In a bench ruling issued on October 14, 2014, the Delaware Court of Chancery (VC Laster) declined to dismiss fiduciary duty claims against the directors of Healthways, Inc. (“Healthways”) and an aiding and abetting claim against SunTrust Bank (“SunTrust”), the lender administrative agent, for entering into a credit facility of Healthways that has a dead hand “proxy put” provision.  The provision at issue allows the lenders to declare an event of default and accelerate the debt in the event that a majority of the Healthways board during a period of 24 months is comprised of “non-continuing” directors, including directors initially nominated as a result of an actual or threatened proxy contest.  Rejecting the director defendant claims that the fiduciary duty claims were not ripe, the Court stated that Healthways’ stockholders may presently be “suffering a distinct injury” from the deterrent effect of the “proxy put” and the fact that the dissident directors are non-continuing directors under the “proxy put.”  In addition, in a further significant development, the Court stated that its prior holdings on the “entrenching” nature of “proxy puts” placed SunTrust on notice that a borrower’s board runs the risk of breaching their fiduciary duties if they accept dead hand “proxy puts” in the borrower’s debt documentation without negotiating significant value in return.  Because the dead hand “proxy put” was included in Healthways’ credit agreement shortly after the threat of a proxy contest had occurred, the Court found that there was sufficient “knowing participation” pled to survive a motion to dismiss the aiding and abetting claim against SunTrust. 

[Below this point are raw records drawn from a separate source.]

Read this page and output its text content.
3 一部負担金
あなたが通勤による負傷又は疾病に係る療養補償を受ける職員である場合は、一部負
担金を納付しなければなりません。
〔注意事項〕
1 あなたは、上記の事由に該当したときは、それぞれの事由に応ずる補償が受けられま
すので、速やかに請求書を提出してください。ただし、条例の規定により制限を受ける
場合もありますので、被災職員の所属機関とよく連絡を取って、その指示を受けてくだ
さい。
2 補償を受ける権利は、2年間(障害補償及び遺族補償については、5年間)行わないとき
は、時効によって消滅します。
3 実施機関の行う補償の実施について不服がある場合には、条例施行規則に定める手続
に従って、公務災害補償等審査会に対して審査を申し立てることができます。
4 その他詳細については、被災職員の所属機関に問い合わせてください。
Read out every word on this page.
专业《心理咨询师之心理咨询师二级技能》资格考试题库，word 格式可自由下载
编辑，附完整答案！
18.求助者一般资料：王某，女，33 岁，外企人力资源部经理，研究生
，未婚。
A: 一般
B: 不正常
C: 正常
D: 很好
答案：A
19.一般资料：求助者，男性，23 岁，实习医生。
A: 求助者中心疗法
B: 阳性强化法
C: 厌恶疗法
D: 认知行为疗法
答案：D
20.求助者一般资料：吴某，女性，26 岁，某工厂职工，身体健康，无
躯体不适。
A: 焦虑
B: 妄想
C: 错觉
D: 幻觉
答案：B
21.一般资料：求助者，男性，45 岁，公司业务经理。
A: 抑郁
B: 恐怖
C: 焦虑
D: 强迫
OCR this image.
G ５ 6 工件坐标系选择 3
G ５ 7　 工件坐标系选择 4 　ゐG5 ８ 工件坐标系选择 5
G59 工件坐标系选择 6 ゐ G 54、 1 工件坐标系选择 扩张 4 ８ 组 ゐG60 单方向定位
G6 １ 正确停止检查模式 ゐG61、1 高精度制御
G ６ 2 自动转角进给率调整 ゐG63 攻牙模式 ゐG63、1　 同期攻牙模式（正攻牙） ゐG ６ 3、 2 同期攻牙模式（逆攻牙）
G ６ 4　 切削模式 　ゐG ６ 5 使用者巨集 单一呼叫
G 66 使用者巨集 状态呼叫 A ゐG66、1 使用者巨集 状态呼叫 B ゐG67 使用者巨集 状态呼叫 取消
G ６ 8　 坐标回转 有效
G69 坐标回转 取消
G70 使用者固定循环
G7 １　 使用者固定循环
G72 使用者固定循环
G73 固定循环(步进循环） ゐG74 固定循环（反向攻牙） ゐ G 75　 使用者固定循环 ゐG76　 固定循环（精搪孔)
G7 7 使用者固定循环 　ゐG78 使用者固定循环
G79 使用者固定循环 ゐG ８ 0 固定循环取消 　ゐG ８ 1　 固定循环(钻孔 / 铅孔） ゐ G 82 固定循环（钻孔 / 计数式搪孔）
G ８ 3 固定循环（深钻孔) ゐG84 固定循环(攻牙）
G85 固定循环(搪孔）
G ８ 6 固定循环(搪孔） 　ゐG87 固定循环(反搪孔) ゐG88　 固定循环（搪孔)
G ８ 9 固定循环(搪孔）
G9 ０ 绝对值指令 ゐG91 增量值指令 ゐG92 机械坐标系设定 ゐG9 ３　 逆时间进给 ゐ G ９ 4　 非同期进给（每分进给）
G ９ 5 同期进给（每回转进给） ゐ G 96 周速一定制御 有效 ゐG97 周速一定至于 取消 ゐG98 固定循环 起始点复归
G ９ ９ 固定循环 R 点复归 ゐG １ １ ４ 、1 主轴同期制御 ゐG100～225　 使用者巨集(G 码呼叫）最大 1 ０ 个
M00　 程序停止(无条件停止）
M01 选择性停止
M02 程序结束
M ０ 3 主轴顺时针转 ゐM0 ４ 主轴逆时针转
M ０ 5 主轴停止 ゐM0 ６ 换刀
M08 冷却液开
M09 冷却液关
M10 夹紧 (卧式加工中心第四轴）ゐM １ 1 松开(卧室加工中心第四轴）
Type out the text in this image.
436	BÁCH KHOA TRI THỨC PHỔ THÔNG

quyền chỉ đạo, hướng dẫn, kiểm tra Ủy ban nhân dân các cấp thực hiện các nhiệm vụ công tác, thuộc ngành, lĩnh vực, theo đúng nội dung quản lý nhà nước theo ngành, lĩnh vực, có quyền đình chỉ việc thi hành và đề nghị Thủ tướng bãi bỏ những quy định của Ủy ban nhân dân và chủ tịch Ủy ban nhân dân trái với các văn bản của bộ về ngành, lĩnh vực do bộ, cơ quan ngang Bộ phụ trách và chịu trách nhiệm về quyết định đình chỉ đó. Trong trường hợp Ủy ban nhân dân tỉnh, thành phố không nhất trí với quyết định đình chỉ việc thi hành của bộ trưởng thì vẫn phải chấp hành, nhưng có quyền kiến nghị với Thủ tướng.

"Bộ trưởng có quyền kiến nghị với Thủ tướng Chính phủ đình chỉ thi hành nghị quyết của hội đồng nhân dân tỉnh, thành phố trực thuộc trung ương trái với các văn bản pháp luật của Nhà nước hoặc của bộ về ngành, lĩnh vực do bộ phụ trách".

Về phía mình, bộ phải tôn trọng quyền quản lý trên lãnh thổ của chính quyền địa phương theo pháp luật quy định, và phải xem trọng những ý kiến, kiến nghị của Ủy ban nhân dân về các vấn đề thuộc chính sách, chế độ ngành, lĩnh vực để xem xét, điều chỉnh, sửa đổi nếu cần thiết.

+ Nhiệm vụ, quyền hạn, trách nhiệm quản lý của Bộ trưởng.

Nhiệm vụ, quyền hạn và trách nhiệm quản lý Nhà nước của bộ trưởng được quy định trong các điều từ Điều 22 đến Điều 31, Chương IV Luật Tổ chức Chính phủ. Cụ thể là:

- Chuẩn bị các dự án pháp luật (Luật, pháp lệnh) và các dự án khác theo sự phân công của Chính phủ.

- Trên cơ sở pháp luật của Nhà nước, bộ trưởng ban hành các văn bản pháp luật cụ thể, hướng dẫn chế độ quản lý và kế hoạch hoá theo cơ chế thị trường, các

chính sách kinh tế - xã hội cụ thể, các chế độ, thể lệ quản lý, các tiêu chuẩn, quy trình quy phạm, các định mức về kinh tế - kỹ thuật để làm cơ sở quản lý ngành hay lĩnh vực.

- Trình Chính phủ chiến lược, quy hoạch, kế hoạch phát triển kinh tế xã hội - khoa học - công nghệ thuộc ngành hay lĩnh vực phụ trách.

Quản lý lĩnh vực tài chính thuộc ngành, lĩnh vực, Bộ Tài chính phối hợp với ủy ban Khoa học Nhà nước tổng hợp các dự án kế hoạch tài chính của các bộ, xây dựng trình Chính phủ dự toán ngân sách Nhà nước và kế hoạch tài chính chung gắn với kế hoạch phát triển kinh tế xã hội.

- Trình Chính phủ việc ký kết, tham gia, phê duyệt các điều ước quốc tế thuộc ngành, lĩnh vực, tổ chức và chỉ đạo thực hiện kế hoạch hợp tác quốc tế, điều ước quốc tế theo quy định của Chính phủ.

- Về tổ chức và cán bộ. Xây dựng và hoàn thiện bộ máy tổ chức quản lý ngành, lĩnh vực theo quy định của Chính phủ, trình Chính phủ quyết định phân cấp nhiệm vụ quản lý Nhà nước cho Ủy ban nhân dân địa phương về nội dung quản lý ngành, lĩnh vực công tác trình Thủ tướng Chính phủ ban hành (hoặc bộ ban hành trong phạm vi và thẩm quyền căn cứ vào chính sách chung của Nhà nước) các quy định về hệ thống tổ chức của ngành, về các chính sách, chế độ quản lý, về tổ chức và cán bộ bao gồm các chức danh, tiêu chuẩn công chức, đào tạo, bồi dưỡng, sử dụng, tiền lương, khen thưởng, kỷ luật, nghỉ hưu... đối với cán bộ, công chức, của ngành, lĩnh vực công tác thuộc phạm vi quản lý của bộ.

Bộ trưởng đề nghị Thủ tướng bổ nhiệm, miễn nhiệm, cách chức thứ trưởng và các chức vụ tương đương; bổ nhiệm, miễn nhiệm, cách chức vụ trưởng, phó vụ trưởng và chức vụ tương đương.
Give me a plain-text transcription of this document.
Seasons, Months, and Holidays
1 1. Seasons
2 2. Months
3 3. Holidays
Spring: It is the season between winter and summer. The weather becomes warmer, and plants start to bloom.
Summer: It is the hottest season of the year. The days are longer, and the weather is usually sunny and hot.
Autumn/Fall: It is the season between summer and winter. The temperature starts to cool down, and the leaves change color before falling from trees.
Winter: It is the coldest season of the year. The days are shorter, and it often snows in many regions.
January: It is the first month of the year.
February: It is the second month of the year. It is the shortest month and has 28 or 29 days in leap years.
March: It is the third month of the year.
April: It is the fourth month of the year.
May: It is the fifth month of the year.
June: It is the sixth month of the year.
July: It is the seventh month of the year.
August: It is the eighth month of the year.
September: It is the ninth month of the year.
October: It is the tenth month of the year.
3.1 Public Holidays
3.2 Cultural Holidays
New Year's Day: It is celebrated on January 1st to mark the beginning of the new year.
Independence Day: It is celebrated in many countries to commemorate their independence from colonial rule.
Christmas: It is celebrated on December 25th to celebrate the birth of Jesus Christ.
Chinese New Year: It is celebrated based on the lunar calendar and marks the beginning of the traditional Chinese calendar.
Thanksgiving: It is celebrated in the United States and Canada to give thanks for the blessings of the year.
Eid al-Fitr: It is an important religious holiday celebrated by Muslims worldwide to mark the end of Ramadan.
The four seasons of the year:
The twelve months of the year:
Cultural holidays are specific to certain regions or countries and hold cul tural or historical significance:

The Court took pains to point out that the bench ruling was merely a finding at the pleading stage and that after discovery it could well be that the facts pled did not sustain a finding of a breach of fiduciary duty or aiding and abetting liability.  However, the motion to dismiss ruling follows a line of Delaware opinions questioning the use of “proxy put” provisions in debt documents and suggests that directors and lenders may face liability for including such provisions in credit agreements, absent compelling reasons, given the inherent conflicts of interest that exist in negotiating these provisions between borrowers who may be seeking to continue in office and their lenders.